Dans le cadre de la célébration de
la Journée internationale des droits de la femme commémorée chaque 8 mars,
l’Association des femmes du chemin de fer du Gabon (AFCG) a organisé, le 13
mars 2026, une rencontre d’échanges au sein de la SETRAG.
Cette initiative, tenue en différé, visait à
rassembler les femmes cheminots autour d’une activité de réflexion et de
formation consacrée au nouveau Code de la famille en République gabonaise.
À travers cette rencontre,
l’association souhaitait offrir aux participantes un espace d’information et
d’édification sur les questions juridiques qui concernent directement les
femmes, notamment leurs droits au sein de la famille et dans la société.

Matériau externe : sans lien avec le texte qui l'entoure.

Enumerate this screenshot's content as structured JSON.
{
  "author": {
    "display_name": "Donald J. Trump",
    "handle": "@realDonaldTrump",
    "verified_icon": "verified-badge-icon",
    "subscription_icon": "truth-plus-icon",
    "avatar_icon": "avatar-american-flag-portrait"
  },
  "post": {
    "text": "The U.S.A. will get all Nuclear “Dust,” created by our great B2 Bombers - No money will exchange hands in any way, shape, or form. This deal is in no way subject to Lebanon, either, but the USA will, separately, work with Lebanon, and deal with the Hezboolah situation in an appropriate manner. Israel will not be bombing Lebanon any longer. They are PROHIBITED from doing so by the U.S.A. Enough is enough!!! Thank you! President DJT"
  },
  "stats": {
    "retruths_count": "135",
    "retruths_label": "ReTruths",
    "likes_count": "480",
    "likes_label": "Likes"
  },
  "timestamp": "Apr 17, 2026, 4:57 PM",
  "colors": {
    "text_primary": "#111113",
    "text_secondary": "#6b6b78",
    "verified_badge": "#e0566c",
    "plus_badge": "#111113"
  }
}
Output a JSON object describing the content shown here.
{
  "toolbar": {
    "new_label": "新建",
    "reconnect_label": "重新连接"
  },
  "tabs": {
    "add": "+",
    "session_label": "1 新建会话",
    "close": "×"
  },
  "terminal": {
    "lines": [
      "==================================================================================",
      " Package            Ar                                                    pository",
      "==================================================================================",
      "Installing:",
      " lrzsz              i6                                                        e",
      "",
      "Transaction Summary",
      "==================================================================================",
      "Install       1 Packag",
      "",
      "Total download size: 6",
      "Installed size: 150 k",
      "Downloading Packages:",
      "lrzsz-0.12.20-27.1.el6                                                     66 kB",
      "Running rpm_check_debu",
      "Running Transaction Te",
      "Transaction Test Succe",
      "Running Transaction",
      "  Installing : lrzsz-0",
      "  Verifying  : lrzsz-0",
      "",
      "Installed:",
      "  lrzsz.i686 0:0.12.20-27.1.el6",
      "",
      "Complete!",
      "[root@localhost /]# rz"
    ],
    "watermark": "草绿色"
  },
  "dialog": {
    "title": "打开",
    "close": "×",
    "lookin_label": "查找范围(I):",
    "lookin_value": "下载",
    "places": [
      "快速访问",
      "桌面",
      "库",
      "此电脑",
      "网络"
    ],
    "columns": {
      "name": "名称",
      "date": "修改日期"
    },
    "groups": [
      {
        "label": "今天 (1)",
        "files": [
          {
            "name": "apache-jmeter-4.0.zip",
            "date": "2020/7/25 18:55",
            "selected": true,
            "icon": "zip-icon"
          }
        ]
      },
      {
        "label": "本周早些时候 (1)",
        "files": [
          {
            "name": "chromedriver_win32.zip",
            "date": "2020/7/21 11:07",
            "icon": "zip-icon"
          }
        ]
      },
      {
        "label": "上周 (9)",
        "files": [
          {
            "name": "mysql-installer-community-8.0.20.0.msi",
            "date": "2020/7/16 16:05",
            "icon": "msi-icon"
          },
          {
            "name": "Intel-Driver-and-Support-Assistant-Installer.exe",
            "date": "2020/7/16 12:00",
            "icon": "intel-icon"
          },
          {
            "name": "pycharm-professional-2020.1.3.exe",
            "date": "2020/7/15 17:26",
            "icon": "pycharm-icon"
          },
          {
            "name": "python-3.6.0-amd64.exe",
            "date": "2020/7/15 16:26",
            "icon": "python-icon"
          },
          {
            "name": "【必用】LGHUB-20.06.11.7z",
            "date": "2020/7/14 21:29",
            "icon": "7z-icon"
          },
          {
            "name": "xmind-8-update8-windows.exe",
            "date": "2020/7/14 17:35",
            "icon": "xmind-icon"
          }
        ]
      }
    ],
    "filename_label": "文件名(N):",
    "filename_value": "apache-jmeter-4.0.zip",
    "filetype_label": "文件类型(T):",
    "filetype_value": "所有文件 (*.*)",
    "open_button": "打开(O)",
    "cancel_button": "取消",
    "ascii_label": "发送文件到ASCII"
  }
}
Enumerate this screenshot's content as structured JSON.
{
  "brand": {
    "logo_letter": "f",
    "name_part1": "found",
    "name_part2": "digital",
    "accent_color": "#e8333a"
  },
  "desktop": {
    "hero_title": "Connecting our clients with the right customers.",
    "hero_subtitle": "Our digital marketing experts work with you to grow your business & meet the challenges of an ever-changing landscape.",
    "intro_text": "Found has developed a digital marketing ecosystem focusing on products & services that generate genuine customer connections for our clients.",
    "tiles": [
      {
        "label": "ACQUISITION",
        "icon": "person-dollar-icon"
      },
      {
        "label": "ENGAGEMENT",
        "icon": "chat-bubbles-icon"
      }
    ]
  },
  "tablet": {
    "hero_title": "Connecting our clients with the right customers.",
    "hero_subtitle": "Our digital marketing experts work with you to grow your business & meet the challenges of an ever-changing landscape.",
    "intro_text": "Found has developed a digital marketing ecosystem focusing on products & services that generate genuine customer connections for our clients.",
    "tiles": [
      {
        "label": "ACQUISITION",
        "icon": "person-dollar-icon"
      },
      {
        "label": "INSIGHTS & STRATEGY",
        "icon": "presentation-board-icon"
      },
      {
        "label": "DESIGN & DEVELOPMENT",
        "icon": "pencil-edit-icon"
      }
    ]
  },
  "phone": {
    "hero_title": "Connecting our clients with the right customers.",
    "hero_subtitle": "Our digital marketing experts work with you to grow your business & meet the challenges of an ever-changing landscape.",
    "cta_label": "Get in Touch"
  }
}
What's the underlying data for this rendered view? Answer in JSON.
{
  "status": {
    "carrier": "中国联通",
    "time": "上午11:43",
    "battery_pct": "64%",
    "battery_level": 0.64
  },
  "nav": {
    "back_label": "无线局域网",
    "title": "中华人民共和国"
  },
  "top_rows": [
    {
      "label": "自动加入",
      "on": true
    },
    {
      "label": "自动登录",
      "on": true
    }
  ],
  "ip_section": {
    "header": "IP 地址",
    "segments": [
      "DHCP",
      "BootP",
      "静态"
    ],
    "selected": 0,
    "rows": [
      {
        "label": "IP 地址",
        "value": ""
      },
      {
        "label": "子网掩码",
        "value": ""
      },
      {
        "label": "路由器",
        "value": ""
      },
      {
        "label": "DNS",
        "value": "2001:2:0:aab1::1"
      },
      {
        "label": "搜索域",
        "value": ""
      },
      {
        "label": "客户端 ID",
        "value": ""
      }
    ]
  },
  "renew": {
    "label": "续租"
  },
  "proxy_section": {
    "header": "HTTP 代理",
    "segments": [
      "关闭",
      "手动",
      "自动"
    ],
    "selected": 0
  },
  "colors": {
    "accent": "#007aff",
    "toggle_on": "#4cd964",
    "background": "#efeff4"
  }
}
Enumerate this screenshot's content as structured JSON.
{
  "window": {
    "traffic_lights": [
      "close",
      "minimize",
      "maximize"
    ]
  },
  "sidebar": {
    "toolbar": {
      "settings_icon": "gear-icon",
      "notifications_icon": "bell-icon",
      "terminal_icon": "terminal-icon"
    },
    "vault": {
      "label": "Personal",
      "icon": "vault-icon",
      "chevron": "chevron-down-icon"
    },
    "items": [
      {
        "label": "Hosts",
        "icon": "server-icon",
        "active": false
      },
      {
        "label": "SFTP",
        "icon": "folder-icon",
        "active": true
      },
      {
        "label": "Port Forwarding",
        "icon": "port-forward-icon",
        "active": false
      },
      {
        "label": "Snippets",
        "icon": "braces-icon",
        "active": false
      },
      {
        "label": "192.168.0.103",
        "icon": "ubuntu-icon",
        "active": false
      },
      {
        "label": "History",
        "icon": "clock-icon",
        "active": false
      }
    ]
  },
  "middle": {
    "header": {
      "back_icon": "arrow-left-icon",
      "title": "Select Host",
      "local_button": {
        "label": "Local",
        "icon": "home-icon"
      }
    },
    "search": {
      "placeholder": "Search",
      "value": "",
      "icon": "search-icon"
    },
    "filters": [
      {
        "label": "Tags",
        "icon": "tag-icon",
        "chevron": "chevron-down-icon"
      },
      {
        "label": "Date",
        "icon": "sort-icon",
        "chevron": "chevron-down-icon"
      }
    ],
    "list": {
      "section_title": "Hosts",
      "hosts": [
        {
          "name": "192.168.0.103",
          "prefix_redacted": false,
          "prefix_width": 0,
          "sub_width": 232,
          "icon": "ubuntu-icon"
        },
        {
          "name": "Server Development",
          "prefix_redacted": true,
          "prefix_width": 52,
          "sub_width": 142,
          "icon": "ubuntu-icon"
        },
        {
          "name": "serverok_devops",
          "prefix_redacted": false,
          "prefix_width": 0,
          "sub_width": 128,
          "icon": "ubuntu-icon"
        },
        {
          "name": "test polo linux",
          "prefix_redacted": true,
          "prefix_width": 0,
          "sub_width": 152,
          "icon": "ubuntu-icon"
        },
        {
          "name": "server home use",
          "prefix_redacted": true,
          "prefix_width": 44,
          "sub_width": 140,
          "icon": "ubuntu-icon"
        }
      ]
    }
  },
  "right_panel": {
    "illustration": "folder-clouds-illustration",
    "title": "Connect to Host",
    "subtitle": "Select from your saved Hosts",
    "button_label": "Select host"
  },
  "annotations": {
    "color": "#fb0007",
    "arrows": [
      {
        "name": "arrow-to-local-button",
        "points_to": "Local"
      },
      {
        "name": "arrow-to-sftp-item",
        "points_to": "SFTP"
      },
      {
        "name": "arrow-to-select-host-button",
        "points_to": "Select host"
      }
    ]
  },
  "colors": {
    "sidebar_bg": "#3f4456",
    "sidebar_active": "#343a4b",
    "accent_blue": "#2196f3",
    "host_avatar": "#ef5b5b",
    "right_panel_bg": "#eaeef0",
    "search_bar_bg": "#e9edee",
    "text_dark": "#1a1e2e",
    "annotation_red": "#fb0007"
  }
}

A la SETRAG, les femmes du rail
édifiées sur le Code de la famille
Pour éclairer les participantes,
une communication a été animée par la magistrate Linda Bongo Ondimba en rapport
avec le code de la famille.
Selon la présidente de
l’Association des femmes du chemin de fer du Gabon, Reine Laeticia Bouanga,
Epse Dakouo, l’intervention de la juriste a particulièrement marqué
l’assistance.
« Vous avez vu la trempe de notre
oratrice, Linda Bongo Ondimba. Elle nous a laissées sans voix, parce que nous
avons été beaucoup édifiées. Je tiens à remercier toutes les cheminots, ainsi
que les directeurs qui nous ont accompagnés pour faire de cette journée une
réussite. Nous ne nous attendions pas à voir autant de monde, et l’implication
des femmes cheminots montre tout l’intérêt porté à ce sujet », a-t-elle
déclaré.
Pour les femmes cheminots, le 8
mars est placé sous le signe de l’éducation et du dialogue
Au-delà de la dimension festive
habituellement associée au 8 mars, l’association a souhaité donner à cette
journée une portée éducative et citoyenne. Pour ses responsables, il est
essentiel de rappeler les combats historiques menés par les femmes pour la
reconnaissance de leurs droits et de poursuivre les efforts de sensibilisation.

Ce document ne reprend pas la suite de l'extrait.